Le député, de part son rôle, représente avant tout la Nation plus qu’un groupe ou un parti. Aussi, il arrive qu’au nom de la liberté de conscience le parlementaire prenne des décisions controversées. Les raisons des désaccords entre le député et sa base peuvent osciller entre un changement d’idéologie, de principes et de projet de société dans lesquels le parlementaire ne se reconnaît plus et un opportunisme politique.

Les citoyens sont souvent furieux contre les parlementaires qui renient leurs convictions d’hier pour adhérer à d’autres parce qu’ils estiment qu’ils ont rompu un contrat moral.

Cette incompréhension est exacerbée par l’ignorance des textes, les intérêts particuliers et par la propagande. Sinon, Selon l’article 80 de notre Constitution, «les députés sont élus au suffrage universel direct, égal et secret. Ils exercent le pouvoir législatif». Autrement dit, les citoyens, indépendamment du mode de scrutin de l’élection des représentants du peuple, élisent des députés en tant que leurs représentants et non des représentants des partis politiques. Ainsi, le mandat obtenu des citoyens n’appartient qu’au député. Le député représente donc tous les citoyens de la République et pas seulement ceux de son électorat, il a pleine liberté de décider selon ses convictions.

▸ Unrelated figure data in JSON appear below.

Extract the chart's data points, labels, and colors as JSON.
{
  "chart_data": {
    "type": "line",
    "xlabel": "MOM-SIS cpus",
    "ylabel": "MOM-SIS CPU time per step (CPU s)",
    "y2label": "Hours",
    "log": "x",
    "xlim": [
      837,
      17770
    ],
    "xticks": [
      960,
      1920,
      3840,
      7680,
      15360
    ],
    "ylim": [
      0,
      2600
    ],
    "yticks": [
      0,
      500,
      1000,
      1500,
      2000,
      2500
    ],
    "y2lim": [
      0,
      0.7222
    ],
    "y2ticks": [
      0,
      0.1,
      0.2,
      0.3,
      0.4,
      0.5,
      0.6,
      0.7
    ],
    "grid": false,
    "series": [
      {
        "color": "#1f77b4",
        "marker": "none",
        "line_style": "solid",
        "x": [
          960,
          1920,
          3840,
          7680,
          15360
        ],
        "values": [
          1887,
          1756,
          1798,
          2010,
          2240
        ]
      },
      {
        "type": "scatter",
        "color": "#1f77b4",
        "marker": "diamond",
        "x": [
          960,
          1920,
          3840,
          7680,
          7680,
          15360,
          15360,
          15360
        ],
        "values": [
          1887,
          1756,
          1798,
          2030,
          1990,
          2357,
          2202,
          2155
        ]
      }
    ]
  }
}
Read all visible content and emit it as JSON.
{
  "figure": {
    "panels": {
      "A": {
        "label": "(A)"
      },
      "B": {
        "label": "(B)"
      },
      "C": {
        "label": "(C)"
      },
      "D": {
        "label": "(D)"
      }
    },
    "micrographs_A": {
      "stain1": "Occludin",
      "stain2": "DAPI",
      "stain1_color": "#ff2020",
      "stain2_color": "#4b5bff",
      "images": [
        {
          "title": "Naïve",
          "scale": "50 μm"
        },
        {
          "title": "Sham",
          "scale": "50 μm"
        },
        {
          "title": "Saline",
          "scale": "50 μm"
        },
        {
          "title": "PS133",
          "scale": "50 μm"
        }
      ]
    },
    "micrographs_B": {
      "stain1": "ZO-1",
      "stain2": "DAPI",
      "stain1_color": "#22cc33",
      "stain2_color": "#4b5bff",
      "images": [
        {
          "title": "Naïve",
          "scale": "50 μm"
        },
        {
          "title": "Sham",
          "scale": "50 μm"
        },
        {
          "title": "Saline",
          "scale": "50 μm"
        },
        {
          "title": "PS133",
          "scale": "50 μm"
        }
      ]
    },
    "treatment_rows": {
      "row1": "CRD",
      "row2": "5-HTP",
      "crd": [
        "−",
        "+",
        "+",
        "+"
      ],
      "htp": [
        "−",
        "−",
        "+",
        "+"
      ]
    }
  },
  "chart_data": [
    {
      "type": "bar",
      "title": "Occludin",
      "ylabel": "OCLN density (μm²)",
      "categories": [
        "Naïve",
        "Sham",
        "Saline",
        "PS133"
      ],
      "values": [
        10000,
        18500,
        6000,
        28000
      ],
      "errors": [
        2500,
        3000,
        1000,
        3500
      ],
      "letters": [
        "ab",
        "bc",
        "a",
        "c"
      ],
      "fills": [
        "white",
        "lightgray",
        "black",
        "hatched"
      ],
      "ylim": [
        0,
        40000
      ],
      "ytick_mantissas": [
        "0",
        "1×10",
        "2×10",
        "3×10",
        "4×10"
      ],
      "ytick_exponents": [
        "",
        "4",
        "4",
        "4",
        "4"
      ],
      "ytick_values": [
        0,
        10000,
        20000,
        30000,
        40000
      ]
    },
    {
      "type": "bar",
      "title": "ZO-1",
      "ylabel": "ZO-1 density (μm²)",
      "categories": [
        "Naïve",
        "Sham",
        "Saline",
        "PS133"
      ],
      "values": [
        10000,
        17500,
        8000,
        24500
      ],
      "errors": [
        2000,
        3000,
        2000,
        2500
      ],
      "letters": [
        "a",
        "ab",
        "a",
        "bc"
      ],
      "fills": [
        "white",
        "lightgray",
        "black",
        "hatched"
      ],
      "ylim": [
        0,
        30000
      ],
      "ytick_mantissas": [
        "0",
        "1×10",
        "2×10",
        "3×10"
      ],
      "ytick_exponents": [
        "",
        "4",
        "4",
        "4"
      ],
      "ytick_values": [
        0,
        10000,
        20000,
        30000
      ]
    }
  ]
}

Cependant, le libre mandat des députés pose problème dans la pratique car on peut arguer que les députés sont d’abord élus en fonction de leur appartenance politique et de leur adhésion aux idées défendues par ce dernier. Preuve en est que les candidats indépendants ne sont pas encore acceptés au Burkina. Les élus ont donc un devoir moral envers leurs électeurs. Entre donc la liberté de décider selon ses convictions et le devoir moral envers l’électorat, il y a un dilemme. En République, seule la loi permet de trancher sans ambigüité. En attendant, le débat reste ouvert.